Solved Problem on Coulomb's Law and Electric Field

Solved Problem on Electric Field

Two identical charges of the same sign are separated by a distance of 2d. Calculate the electric field vector at points along the perpendicular bisector of the line joining the two charges. Verify the solution for points far away from the center of the system.

Problem diagram:

The vector r locates the point P, where we want to calculate the electric field relative to the origin, and is written as \( \mathbf{r}=d\;\mathbf{i}+y\;\mathbf{j} \). The vector r₁ goes from the origin to the charge +q (Figure 1), as the charge is located at the origin this vector is equal to zero, \( \mathbf{r}_{1}=\mathbf{0} \). The vector r−r₁ goes from the charge to point P, in this case it coincides with the vector r, it is given by \( \mathbf{r}-\mathbf{r}_{1}=d\;\mathbf{i}+y\;\mathbf{j}-\mathbf{0}=d\;\mathbf{i}+y\;\mathbf{j} \).

Figure 1

The vector r is the same as in the previous situation. The vector r₂ goes from the origin to the second charge +q, and is given by \( \mathbf{r}_{2}=2d\mathbf{i} \). The vector r−r₂ goes from the charge to the point P, and is given by \( \mathbf r-\mathbf r_2=d\;\mathbf i+y\;\mathbf j-2d\mathbf i=-d\;\mathbf i+y\;\mathbf j \), (Figure 2).

Figure 2

Solution:

The electric field vector of a discrete charge system is given by

\[ \begin{gather} \bbox[#99CCFF,10px] {\mathbf E=\frac{1}{4\pi\epsilon_0}\;\sum_{i=1}^n\;\frac{q_i}{\left|\mathbf r-\mathbf r_i\right|^2}\;\frac{\mathbf r-\mathbf r_i}{\left|\mathbf r-\mathbf r_i\right|}} \end{gather} \]

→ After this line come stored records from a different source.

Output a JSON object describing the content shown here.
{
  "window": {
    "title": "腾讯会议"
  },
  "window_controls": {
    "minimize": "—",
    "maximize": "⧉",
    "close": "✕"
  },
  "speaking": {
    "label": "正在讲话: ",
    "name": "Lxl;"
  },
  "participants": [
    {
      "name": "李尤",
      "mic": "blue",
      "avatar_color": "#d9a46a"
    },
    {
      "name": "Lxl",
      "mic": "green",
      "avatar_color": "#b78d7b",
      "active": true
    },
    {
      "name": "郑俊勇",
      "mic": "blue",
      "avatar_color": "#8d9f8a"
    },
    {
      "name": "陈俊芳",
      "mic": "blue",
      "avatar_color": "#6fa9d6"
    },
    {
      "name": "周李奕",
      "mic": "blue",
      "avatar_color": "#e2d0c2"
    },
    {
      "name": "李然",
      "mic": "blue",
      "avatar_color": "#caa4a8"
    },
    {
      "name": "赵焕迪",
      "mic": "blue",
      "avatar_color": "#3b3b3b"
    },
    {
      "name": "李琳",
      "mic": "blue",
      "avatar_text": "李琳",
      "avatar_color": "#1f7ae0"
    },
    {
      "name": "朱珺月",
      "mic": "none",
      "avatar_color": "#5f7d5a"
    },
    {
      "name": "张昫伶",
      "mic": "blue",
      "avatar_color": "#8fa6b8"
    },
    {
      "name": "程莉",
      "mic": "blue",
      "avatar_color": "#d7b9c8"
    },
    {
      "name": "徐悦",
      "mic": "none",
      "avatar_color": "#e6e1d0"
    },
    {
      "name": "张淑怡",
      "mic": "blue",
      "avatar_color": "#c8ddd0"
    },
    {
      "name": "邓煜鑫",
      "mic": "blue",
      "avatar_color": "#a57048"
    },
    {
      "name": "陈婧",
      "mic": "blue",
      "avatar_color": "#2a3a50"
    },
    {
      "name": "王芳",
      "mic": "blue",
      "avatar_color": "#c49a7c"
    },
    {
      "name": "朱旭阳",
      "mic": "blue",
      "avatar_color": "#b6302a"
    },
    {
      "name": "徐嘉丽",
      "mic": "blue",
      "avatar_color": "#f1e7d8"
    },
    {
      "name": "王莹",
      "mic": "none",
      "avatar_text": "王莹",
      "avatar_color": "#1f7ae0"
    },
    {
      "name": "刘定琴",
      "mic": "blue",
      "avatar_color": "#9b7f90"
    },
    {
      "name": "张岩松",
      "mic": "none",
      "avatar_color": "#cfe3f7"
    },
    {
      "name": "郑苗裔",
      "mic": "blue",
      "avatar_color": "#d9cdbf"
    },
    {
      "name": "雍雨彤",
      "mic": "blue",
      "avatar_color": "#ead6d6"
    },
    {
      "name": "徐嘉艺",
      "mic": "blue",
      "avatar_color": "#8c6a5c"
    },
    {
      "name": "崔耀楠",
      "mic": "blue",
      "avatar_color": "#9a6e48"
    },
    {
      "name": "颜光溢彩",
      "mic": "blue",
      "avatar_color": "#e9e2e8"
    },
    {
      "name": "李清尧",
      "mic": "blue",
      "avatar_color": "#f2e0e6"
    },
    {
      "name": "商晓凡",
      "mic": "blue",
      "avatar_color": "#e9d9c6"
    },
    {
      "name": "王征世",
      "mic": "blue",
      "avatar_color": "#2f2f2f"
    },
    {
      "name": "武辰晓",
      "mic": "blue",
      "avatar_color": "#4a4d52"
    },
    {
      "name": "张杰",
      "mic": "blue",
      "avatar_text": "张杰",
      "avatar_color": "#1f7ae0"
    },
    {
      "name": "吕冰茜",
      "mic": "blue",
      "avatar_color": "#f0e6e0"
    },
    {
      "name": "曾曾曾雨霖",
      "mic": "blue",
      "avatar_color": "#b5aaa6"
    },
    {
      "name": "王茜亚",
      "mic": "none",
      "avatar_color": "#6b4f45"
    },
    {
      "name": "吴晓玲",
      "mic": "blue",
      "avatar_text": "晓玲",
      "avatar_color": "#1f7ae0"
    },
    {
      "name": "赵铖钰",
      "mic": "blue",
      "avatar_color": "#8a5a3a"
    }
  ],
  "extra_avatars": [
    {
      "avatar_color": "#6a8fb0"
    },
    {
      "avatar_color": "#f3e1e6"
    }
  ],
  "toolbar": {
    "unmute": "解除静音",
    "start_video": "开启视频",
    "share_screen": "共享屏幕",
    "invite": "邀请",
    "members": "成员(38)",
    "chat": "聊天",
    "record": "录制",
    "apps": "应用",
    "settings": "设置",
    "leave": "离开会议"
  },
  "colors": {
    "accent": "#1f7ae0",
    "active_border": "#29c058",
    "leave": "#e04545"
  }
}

\[ \begin{gather} \mathbf E=\frac{1}{4\pi\epsilon_0}\left\{\frac{q_1}{\left|\mathbf r-\mathbf r_1\right|^2}\;\frac{\mathbf r-\mathbf r_1}{\left|\mathbf r-\mathbf r_1\right|}+\frac{q_2}{\left|\mathbf r-\mathbf r_2\right|^2}\;\frac{\mathbf r-\mathbf r_2}{\left|\mathbf r-\mathbf r_2\right|}\right\} \end{gather} \]

The denominators of the above equation are written as (Figures 1 and 2):

\( \left|\mathbf r-\mathbf r_1\right|=\sqrt{d^2+y^2\;} \)

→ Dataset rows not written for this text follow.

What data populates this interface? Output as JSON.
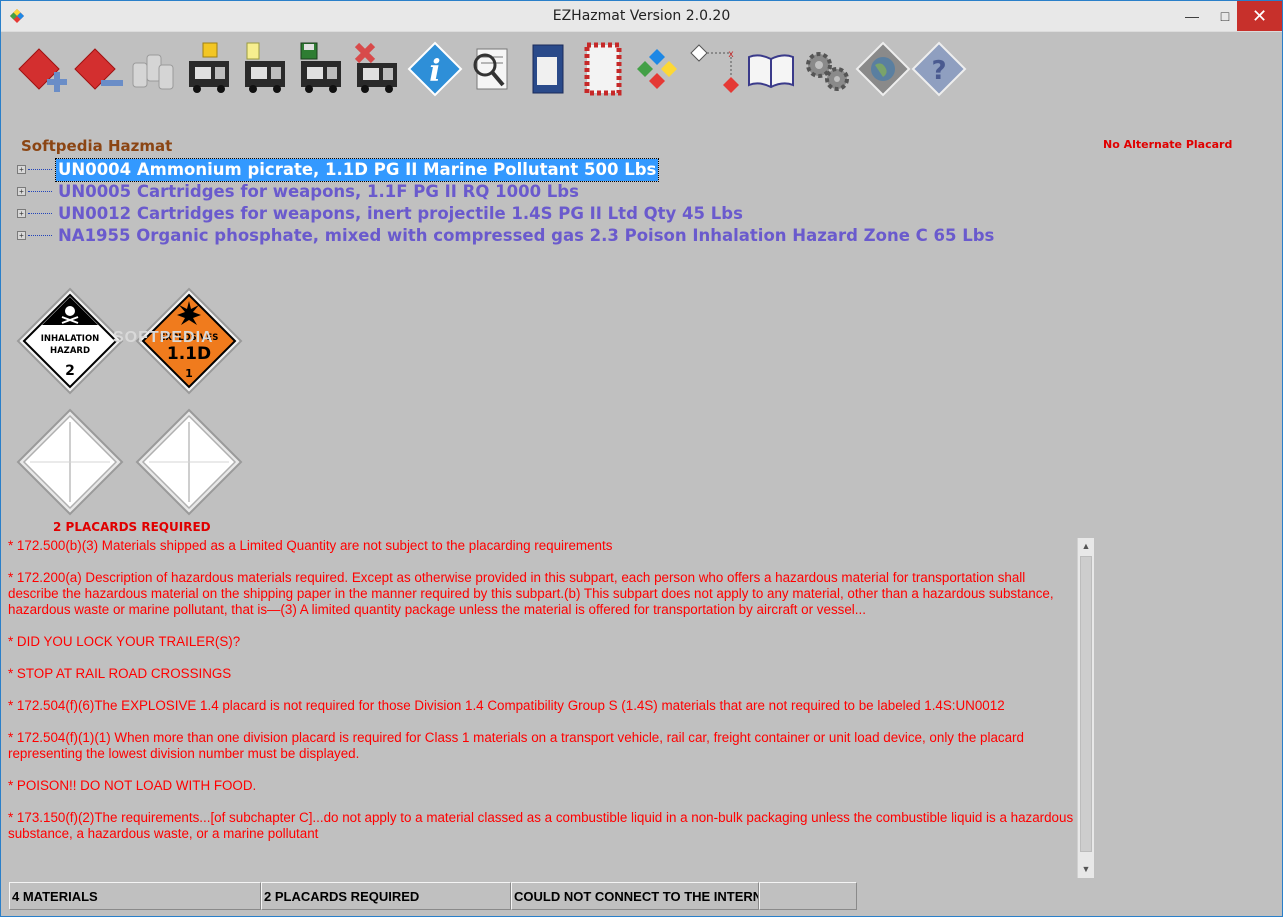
{
  "window": {
    "title": "EZHazmat Version 2.0.20",
    "minimize": "—",
    "maximize": "□",
    "close": "✕"
  },
  "toolbar": [
    {
      "name": "add-material-icon"
    },
    {
      "name": "remove-material-icon"
    },
    {
      "name": "drums-icon"
    },
    {
      "name": "open-truck-icon"
    },
    {
      "name": "new-truck-icon"
    },
    {
      "name": "save-truck-icon"
    },
    {
      "name": "delete-truck-icon"
    },
    {
      "name": "info-icon"
    },
    {
      "name": "search-icon"
    },
    {
      "name": "document-icon"
    },
    {
      "name": "placard-frame-icon"
    },
    {
      "name": "segregation-icon"
    },
    {
      "name": "segregation-table-icon"
    },
    {
      "name": "book-icon"
    },
    {
      "name": "settings-icon"
    },
    {
      "name": "globe-icon"
    },
    {
      "name": "help-icon"
    }
  ],
  "header": {
    "company": "Softpedia Hazmat",
    "alternate_placard": "No Alternate Placard"
  },
  "materials": [
    {
      "label": "UN0004 Ammonium picrate, 1.1D PG II  Marine Pollutant 500 Lbs",
      "selected": true
    },
    {
      "label": "UN0005 Cartridges for weapons, 1.1F PG II RQ 1000 Lbs",
      "selected": false
    },
    {
      "label": "UN0012 Cartridges for weapons, inert projectile 1.4S PG II  Ltd Qty 45 Lbs",
      "selected": false
    },
    {
      "label": "NA1955 Organic phosphate, mixed with compressed gas 2.3  Poison Inhalation Hazard Zone C 65 Lbs",
      "selected": false
    }
  ],
  "placards": {
    "inhalation": {
      "line1": "INHALATION",
      "line2": "HAZARD",
      "class": "2"
    },
    "explosives": {
      "line1": "EXPLOSIVES",
      "division": "1.1D",
      "class": "1"
    },
    "required": "2 PLACARDS REQUIRED",
    "watermark": "SOFTPEDIA"
  },
  "notes": [
    "* 172.500(b)(3) Materials shipped as a Limited Quantity are not subject to the placarding requirements",
    "* 172.200(a) Description of hazardous materials required. Except as otherwise provided in this subpart, each person who offers a hazardous material for transportation shall describe the hazardous material on the shipping paper in the manner required by this subpart.(b) This subpart does not apply to any material, other than a hazardous substance, hazardous waste or marine pollutant, that is—(3) A limited quantity package unless the material is offered for transportation by aircraft or vessel...",
    "* DID YOU LOCK YOUR TRAILER(S)?",
    "* STOP AT RAIL ROAD CROSSINGS",
    "* 172.504(f)(6)The EXPLOSIVE 1.4 placard is not required for those Division 1.4 Compatibility Group S (1.4S) materials that are not required to be labeled 1.4S:UN0012",
    "* 172.504(f)(1)(1) When more than one division placard is required for Class 1 materials on a transport vehicle, rail car, freight container or unit load device, only the placard representing the lowest division number must be displayed.",
    "* POISON!! DO NOT LOAD WITH FOOD.",
    "* 173.150(f)(2)The requirements...[of subchapter C]...do not apply to a material classed as a combustible liquid in a non-bulk packaging unless the combustible liquid is a hazardous substance, a hazardous waste, or a marine pollutant"
  ],
  "scrollbar": {
    "up": "▲",
    "down": "▼"
  },
  "status": {
    "materials": "4 MATERIALS",
    "placards": "2 PLACARDS REQUIRED",
    "connection": "COULD NOT CONNECT TO THE INTERNE",
    "extra": ""
  },
  "colors": {
    "background": "#c0c0c0",
    "note_red": "#ff0000",
    "tree_purple": "#6a5acd",
    "selection": "#3399ff",
    "company_brown": "#8b4513"
  }
}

\( \left|\mathbf r-\mathbf r_1\right|^2=d^2+y^2 \)

\( \left|\mathbf r-\mathbf r_2\right|=\sqrt{(-d)^2+y^2\;}=\sqrt{d^2+y^2\;} \)

\( \left|\mathbf r-\mathbf r_2\right|^2=d^2+y^2 \)

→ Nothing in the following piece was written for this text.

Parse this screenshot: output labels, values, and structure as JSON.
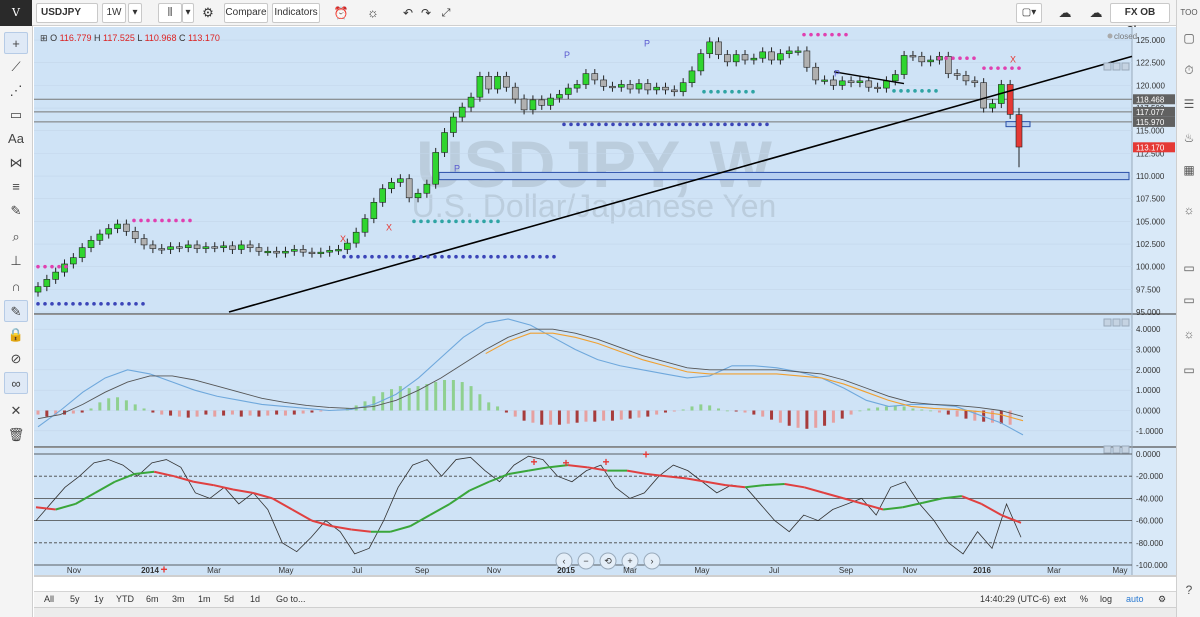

\[ \begin{gather} \mathbf E=\frac{1}{4\pi\epsilon_0}\left\{\frac{q}{\left(d^2+y^2\right)^{1/2}}\;\frac{\left(d\;\mathbf i+y\;\mathbf j\right)}{\left(d^2+y^2\right)}+\frac{q}{\left(d^2+y^2\right)^{1/2}}\;\frac{\left(-d\;\mathbf i+y\;\mathbf j\right)}{\left(d^2+y^2\right)}\right\}\\[5pt] \mathbf E=\frac{1}{4\pi\epsilon_0}\frac{q}{\left(d^2+y^2\right)^{3/2}}\left[d\;\mathbf i+y\;\mathbf j-d\;\mathbf i-y\;\mathbf j\right]\\[5pt] \mathbf E=\frac{1}{4\pi\epsilon_0}\frac{2yq}{\left(d^2+y^2\right)^{3/2}}\;\mathbf j \end{gather} \]

\[ \begin{gather} \bbox[#FFCCCC,10px] {\mathbf E=\frac{1}{4\pi\epsilon_0}\frac{2qy}{\left(d^2+y^2\right)^{3/2}}\;\mathbf j} \end{gather} \]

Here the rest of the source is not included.